Interpretability— forks of useful understanding
Critics of AI progress, notably Gary Marcus, are out in force and loudly, essentially arguing that barriers of interpretability, defined loosely as a lack of understanding of how an AI model actually works, and a corresponding lack of observability, defined obviously as we can’t see them working, are hampering further progress towards AGI.
Simultaneously, voices more sanguine about progress, fork the interpretability question orthogonally, posing that the risk isn’t to investment, capital, and progress, but in safety and guardrails. That is captured in a paper by AI scientist Dario Amodei.
Continue this discussion (and see syntheses of Marcus and Amodei papers) over at nov. link/skoolAI (remove the space)
In a way, both represent existential threats to the current AI moment, if you accept the framing. Marcus pours water on reasoning models, suggesting that they are simply mimicking observed thought patterns from the training data, and are hard-bounded by that. Perhaps, but essentially synthetic reasoning data can provide new untrained thinking patterns, validated by reinforcement learning. (Which is what you are doing when you respond to a prompt, and say, “Hey, you screwed that up”— but also done at a tremendous scale via Mixtures of Experts (MoE), etc.)
Amodei, conversely, is arguing that interpretability is essential to being able to restrain a runaway super AI. Here’s his framing: “Modern generative AI systems are opaque in a way that fundamentally differs from traditional software. If an ordinary software program does something—for example, a character in a video game says a line of dialogue, or my food delivery app allows me to tip my driver—it does those things because a human specifically programmed them in. Generative AI is not like that at all. When a generative AI system does something, like summarize a financial document, we have no idea, at a specific or precise level, why it makes the choices it does—why it chooses certain words over others, or why it occasionally makes a mistake despite usually being accurate.”
Amodei relates this back to the now well-known problem of alignment faking— essentially an AI model lying about what it is doing, or cheating in some way. “For example, one major concern is AI deception or power-seeking. The nature of AI training makes it possible that AI systems will develop, on their own, an ability to deceive humans and an inclination to seek power in a way that ordinary deterministic software never will; this emergent nature also makes it difficult to detect and mitigate such developments.”
We now have this pretty describable axis. One limit says we don’t know how it is working, so we can’t make it more powerful. The other says the failure to understand must be overcome to curb its power. Amodei thinks we are well on the way to greater interpretability, and lays out several routes in his recent paper.

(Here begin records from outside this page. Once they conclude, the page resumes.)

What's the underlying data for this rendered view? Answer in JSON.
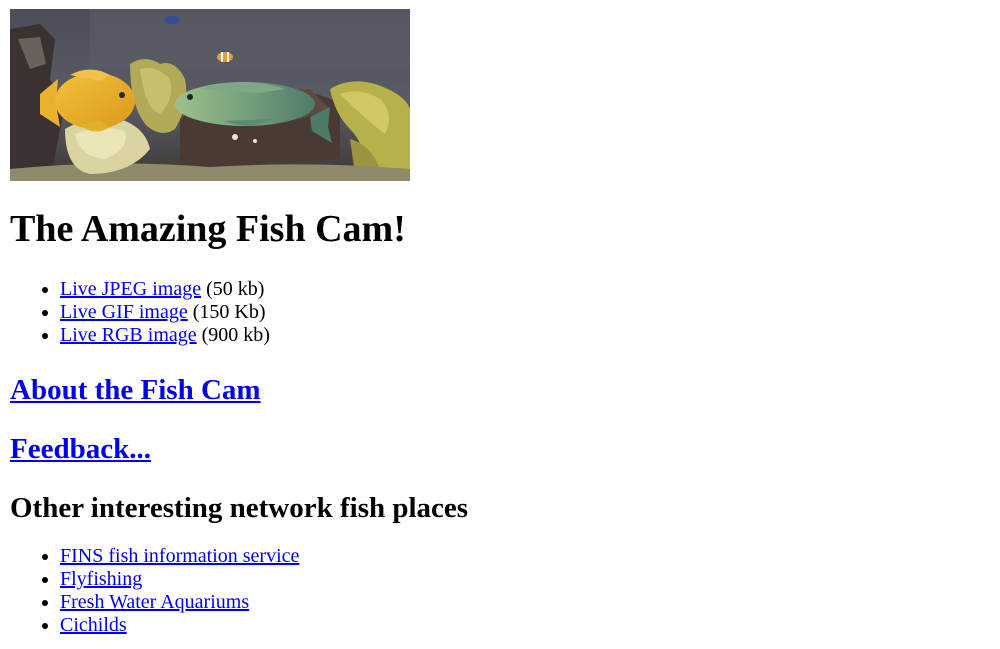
{
  "header": {
    "title": "The Amazing Fish Cam!"
  },
  "camera_links": [
    {
      "label": "Live JPEG image",
      "size": " (50 kb)"
    },
    {
      "label": "Live GIF image",
      "size": " (150 Kb)"
    },
    {
      "label": "Live RGB image",
      "size": " (900 kb)"
    }
  ],
  "about_link": "About the Fish Cam",
  "feedback_link": "Feedback...",
  "other_heading": "Other interesting network fish places",
  "other_links": [
    "FINS fish information service",
    "Flyfishing",
    "Fresh Water Aquariums",
    "Cichilds"
  ],
  "colors": {
    "link": "#0000ee",
    "text": "#000000",
    "background": "#ffffff"
  }
}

Clearly, both propositions are true, at least in part. But they diverge in both theoretic and observational ways, ways that will fork interpretability as a core problem in the AI field. That hard fork will have significant challenges for policymakers, users, and investors. Clearly, interpretability is a key issue— and going back to Nelnet in 2017, humans simply don’t know, at a core level, how models are working. If Marcus is right, scaling and training volume aren’t the solution for model improvement, then the billion-dollar trajectories are ROI failures in a massive way, are actually hindering core improvements in AI. Amodei, conversely, finds interpretability necessary to guide future development along safer paths.